Tremendous dialogue over BLM controversy
In the longest meeting of the year so far, the City Council decided after midnight Monday to deny a request to place a Black Lives Matter “street mural” in downtown Merced.
The council voted 5-2, with council members Anthony Martinez and Jill McLeod voting “No.” Leaders also sent a draft “Public Art Policy” back to the Arts and Culture Advisory Commission for further review.
The proposed street mural was basically going to be a 400 foot-long display of the words “Black Lives Matter,” in yellow letters, along the stretch of Canal Street that runs behind Bob Hart Square toward 18th Street.
he groups behind the privately-funded project were the local chapter of the NAACP, the Hispanic Chamber of Commerce, the WeCed youth group and the United Way of Merced County. It also had approval from the city’s Arts Commission.

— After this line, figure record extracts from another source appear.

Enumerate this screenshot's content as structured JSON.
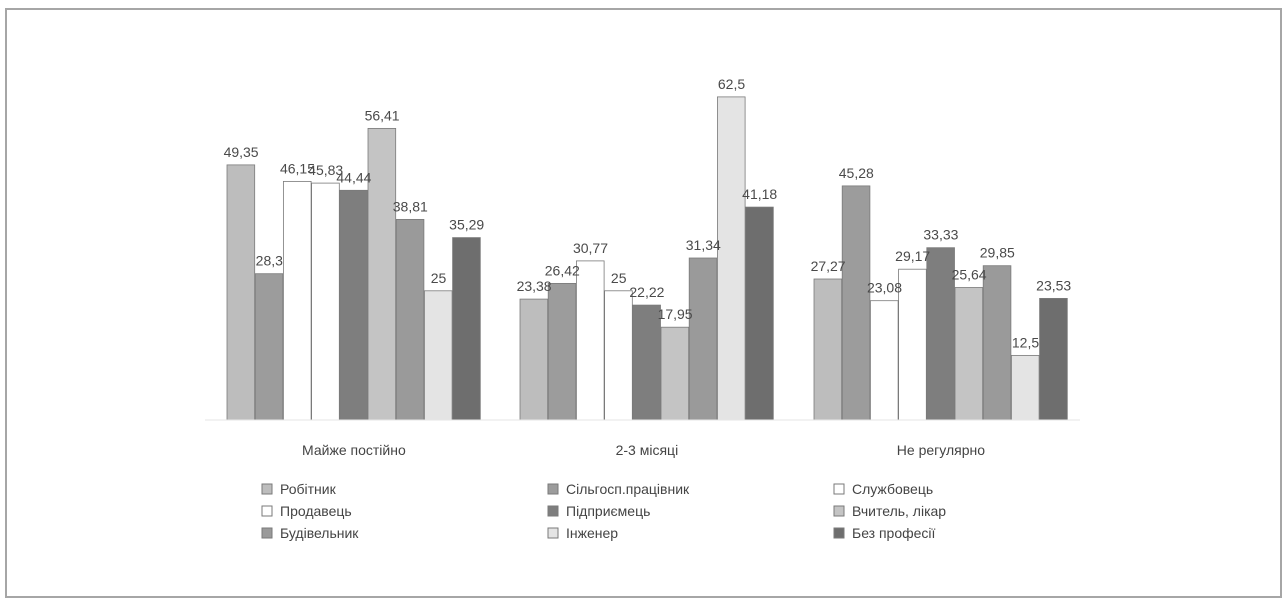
{
  "chart_data": {
    "type": "bar",
    "categories": [
      "Майже постійно",
      "2-3 місяці",
      "Не регулярно"
    ],
    "series": [
      {
        "name": "Робітник",
        "values": [
          49.35,
          23.38,
          27.27
        ],
        "color": "#bdbdbd"
      },
      {
        "name": "Сільгосп.працівник",
        "values": [
          28.3,
          26.42,
          45.28
        ],
        "color": "#9c9c9c"
      },
      {
        "name": "Службовець",
        "values": [
          46.15,
          30.77,
          23.08
        ],
        "color": "#ffffff"
      },
      {
        "name": "Продавець",
        "values": [
          45.83,
          25,
          29.17
        ],
        "color": "#ffffff"
      },
      {
        "name": "Підприємець",
        "values": [
          44.44,
          22.22,
          33.33
        ],
        "color": "#7e7e7e"
      },
      {
        "name": "Вчитель, лікар",
        "values": [
          56.41,
          17.95,
          25.64
        ],
        "color": "#c4c4c4"
      },
      {
        "name": "Будівельник",
        "values": [
          38.81,
          31.34,
          29.85
        ],
        "color": "#9a9a9a"
      },
      {
        "name": "Інженер",
        "values": [
          25,
          62.5,
          12.5
        ],
        "color": "#e4e4e4"
      },
      {
        "name": "Без професії",
        "values": [
          35.29,
          41.18,
          23.53
        ],
        "color": "#6e6e6e"
      }
    ],
    "data_labels": [
      [
        "49,35",
        "28,3",
        "46,15",
        "45,83",
        "44,44",
        "56,41",
        "38,81",
        "25",
        "35,29"
      ],
      [
        "23,38",
        "26,42",
        "30,77",
        "25",
        "22,22",
        "17,95",
        "31,34",
        "62,5",
        "41,18"
      ],
      [
        "27,27",
        "45,28",
        "23,08",
        "29,17",
        "33,33",
        "25,64",
        "29,85",
        "12,5",
        "23,53"
      ]
    ],
    "ylim": [
      0,
      65
    ],
    "grid": false,
    "legend_position": "bottom",
    "title": "",
    "xlabel": "",
    "ylabel": ""
  }
}
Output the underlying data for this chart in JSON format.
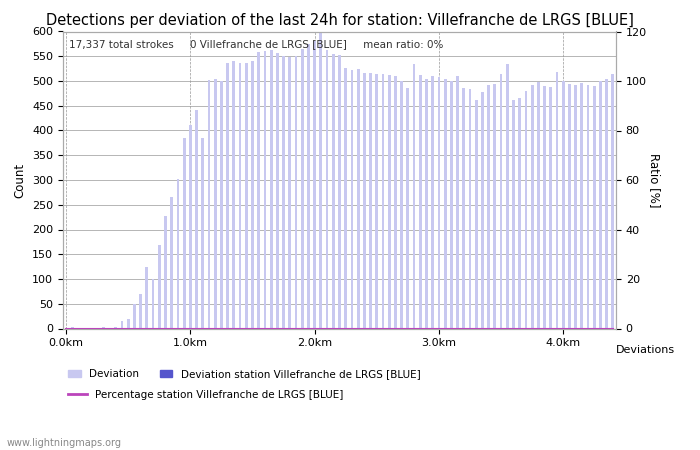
{
  "title": "Detections per deviation of the last 24h for station: Villefranche de LRGS [BLUE]",
  "subtitle": "17,337 total strokes     0 Villefranche de LRGS [BLUE]     mean ratio: 0%",
  "ylabel_left": "Count",
  "ylabel_right": "Ratio [%]",
  "x_tick_labels": [
    "0.0km",
    "1.0km",
    "2.0km",
    "3.0km",
    "4.0km",
    "Deviations"
  ],
  "x_tick_positions": [
    0,
    20,
    40,
    60,
    80
  ],
  "ylim_left": [
    0,
    600
  ],
  "ylim_right": [
    0,
    120
  ],
  "yticks_left": [
    0,
    50,
    100,
    150,
    200,
    250,
    300,
    350,
    400,
    450,
    500,
    550,
    600
  ],
  "yticks_right": [
    0,
    20,
    40,
    60,
    80,
    100,
    120
  ],
  "bar_color_all": "#c8c8f0",
  "bar_color_station": "#5555cc",
  "line_color": "#bb44bb",
  "watermark": "www.lightningmaps.org",
  "background_color": "#ffffff",
  "grid_color": "#999999",
  "title_fontsize": 10.5,
  "axis_fontsize": 8.5,
  "tick_fontsize": 8,
  "bar_width": 0.45,
  "all_deviations": [
    2,
    3,
    1,
    1,
    2,
    1,
    3,
    2,
    4,
    15,
    20,
    50,
    70,
    125,
    100,
    168,
    227,
    265,
    302,
    385,
    411,
    441,
    385,
    502,
    505,
    500,
    537,
    540,
    537,
    537,
    540,
    558,
    560,
    563,
    557,
    550,
    548,
    550,
    565,
    575,
    580,
    597,
    562,
    555,
    552,
    527,
    522,
    525,
    517,
    516,
    514,
    515,
    512,
    510,
    500,
    485,
    535,
    512,
    505,
    510,
    508,
    505,
    500,
    510,
    485,
    484,
    462,
    478,
    492,
    493,
    515,
    535,
    462,
    465,
    480,
    492,
    497,
    490,
    488,
    519,
    499,
    493,
    492,
    495,
    492,
    490,
    500,
    505,
    515
  ],
  "station_deviations": [
    0,
    0,
    0,
    0,
    0,
    0,
    0,
    0,
    0,
    0,
    0,
    0,
    0,
    0,
    0,
    0,
    0,
    0,
    0,
    0,
    0,
    0,
    0,
    0,
    0,
    0,
    0,
    0,
    0,
    0,
    0,
    0,
    0,
    0,
    0,
    0,
    0,
    0,
    0,
    0,
    0,
    0,
    0,
    0,
    0,
    0,
    0,
    0,
    0,
    0,
    0,
    0,
    0,
    0,
    0,
    0,
    0,
    0,
    0,
    0,
    0,
    0,
    0,
    0,
    0,
    0,
    0,
    0,
    0,
    0,
    0,
    0,
    0,
    0,
    0,
    0,
    0,
    0,
    0,
    0,
    0,
    0,
    0,
    0,
    0,
    0,
    0,
    0,
    0
  ],
  "percentage": [
    0,
    0,
    0,
    0,
    0,
    0,
    0,
    0,
    0,
    0,
    0,
    0,
    0,
    0,
    0,
    0,
    0,
    0,
    0,
    0,
    0,
    0,
    0,
    0,
    0,
    0,
    0,
    0,
    0,
    0,
    0,
    0,
    0,
    0,
    0,
    0,
    0,
    0,
    0,
    0,
    0,
    0,
    0,
    0,
    0,
    0,
    0,
    0,
    0,
    0,
    0,
    0,
    0,
    0,
    0,
    0,
    0,
    0,
    0,
    0,
    0,
    0,
    0,
    0,
    0,
    0,
    0,
    0,
    0,
    0,
    0,
    0,
    0,
    0,
    0,
    0,
    0,
    0,
    0,
    0,
    0,
    0,
    0,
    0,
    0,
    0,
    0,
    0,
    0
  ]
}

Nevertheless, before Monday’s meeting, leaders received 82 voicemails and 115 emails submitted for public comment at the meeting held remotely because of the ongoing pandemic. A majority of the comments were in opposition to the project. This was in addition to a lot of back and forth comments in social media circles leading up the meeting.
The voicemails alone took a little less than an hour to be played for those watching and listening in.

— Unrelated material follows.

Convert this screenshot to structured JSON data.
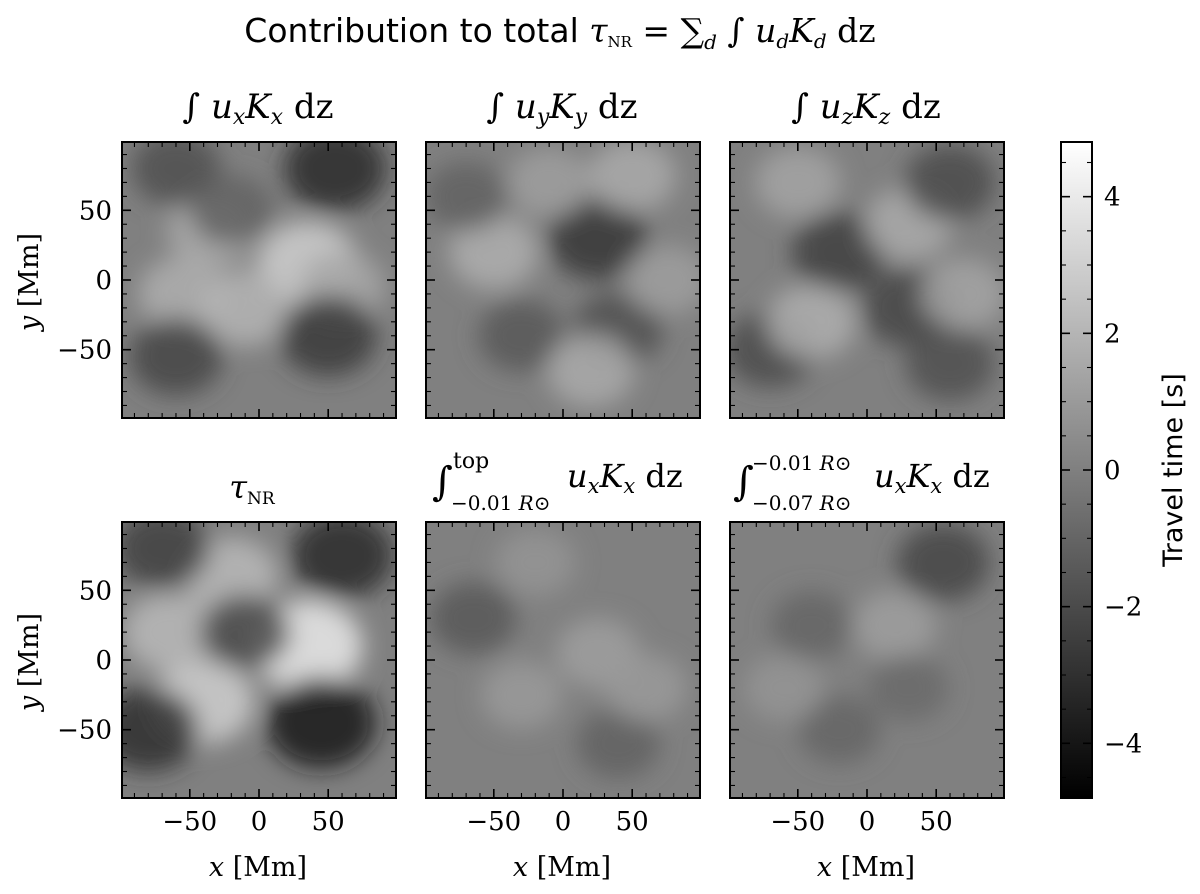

“I have received more emails in opposition of this project than I have ever received,” said Council member Fernando Echevarria.
Some in opposition pointed out that they believe “all lives matter,” but the so-called BLM movement was linked to a political organization that has various agendas to change American society, along with economic and health care systems that they don’t necessarily agree with.
Some warned of potential violence from BLM agitators.
“It’s destructive,” said one caller. “I promise you if you allow it to go downtown you’re going to bring chaos. It’s going to be unsafe. You’re going to have a lot of bad things happen.”
Others wanted equal access to streets if leaders approved the project.
“If you were to do that, then I would petition the city that I would like to have a road where I can put MAGA 2020 or Trump 2020, because that’s my political affiliation,” said Maria Gonzalez of Merced in a voicemail.
Supporters of the street mural described it as an urgent humanitarian effort, and a way to support the black community during a national awakening to wrongful deaths at the hands of police.
Some referred to the phrase “all lives matter” as just a way to dismiss what many believe is an oppressed African American population in the United States.
In a voicemail, Elisabeth of Merced, said: “Public art can uplift, energize and celebrate communities. This mural can illustrate to the city of Merced that the fight to dismantle systemic racism continues.”
Mural organizers also said they submitted a petition to the council that included 400 local signatures in support of the project.